A few months before I turned 40 - the age women begin to worry if they are still attractive and remain eager to receive compliments - I had to listen to some words that were not at all romantic: “You have Parkinson’s”.
I shed many tears asking myself again and again, “Why me? Have I been a bad person that I should be punished in this way?”. My feelings passed from sadness to anger and anxiety, the words “progressive” and “incurable” always before my eyes.
The first big change to my life was when I had to give up my role as an interpreter, a job that I loved. But it’s not only the symptoms, such as rigidity and tremor, that have such an impact on your life and change it so dramatically. Parkinson’s affects every tiny part of your daily life. You have to deal with anxiety, dizziness, blurred vision, constipation or diarrhoea, daily sleepiness and sleeplessness during the night, fatigue ... just to mention a few.
In the beginning, people who were close to me were shocked but tried to encourage me in the best way that they could. But as time passed by and the symptoms became stronger I felt that I didn’t fit any longer in that speedy high-tech-world where the key words are “more”, “faster”, “better”.
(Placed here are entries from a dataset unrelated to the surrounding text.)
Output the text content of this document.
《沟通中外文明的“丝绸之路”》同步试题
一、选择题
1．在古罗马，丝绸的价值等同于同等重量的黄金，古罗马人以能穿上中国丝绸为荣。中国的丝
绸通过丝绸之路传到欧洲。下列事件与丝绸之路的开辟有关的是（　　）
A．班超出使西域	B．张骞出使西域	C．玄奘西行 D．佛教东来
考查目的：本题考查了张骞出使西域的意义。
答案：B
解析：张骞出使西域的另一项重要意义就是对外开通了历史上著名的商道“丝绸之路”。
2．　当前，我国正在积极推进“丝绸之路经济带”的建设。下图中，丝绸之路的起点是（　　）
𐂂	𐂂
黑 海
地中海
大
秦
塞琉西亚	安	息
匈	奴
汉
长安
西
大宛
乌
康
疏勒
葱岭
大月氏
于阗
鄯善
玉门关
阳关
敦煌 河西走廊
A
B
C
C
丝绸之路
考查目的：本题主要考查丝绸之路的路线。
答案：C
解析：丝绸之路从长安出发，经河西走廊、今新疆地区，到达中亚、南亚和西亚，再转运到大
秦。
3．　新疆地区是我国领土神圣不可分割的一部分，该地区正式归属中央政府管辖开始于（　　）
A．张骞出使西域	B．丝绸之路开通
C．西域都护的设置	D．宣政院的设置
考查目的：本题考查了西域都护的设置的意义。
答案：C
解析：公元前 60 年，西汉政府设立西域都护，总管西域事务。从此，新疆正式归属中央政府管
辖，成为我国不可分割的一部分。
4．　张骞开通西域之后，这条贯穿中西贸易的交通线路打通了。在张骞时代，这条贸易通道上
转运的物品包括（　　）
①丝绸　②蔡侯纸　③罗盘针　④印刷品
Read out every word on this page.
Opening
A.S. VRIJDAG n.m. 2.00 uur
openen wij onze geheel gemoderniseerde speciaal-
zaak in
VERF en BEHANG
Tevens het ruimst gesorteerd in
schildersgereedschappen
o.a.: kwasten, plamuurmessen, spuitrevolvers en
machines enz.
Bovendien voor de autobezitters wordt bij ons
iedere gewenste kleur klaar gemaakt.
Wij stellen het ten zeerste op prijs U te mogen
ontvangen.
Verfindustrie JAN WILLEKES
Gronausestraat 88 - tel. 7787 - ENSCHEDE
But is it really “better”? I found out that our clocks run differently. I have to concentrate now on each and every step if I don’t want to fall down and I cannot follow a TV movie, listen to the news on the radio and talk on the phone at the same time. Everything is done more slowly, with one thing following another. But that doesn’t mean that we’re “out”, that our lives are less worthy. It’s just that everybody has to find his or her way and I prefer quality rather than quantity.
Another example of how Parkinson’s affects what we can and can’t do: because of tremor and rigidity I drop many things. So I had to decide if I wanted to keep my souvenirs and memories in a cupboard where they can’t break, or to use them. I decided the latter and feel happy every time I hold an object in my hand and remember a nice place and a good time I had. But I know it’s just a material thing and that everything has its time.
Recently I celebrated my “half century” and I’m quite satisfied with myself. I have learned not to search for a reason why I have Parkinson’s but to accept it. I’m still using my language skills by helping the EPDA and I’m enjoying making scarves with the Batik printing technique. I also love doing Ikebana, the Japanese tradition of flower arranging. And the hours that I am with other people I’m conscious of and value each spoken word and every feeling we share.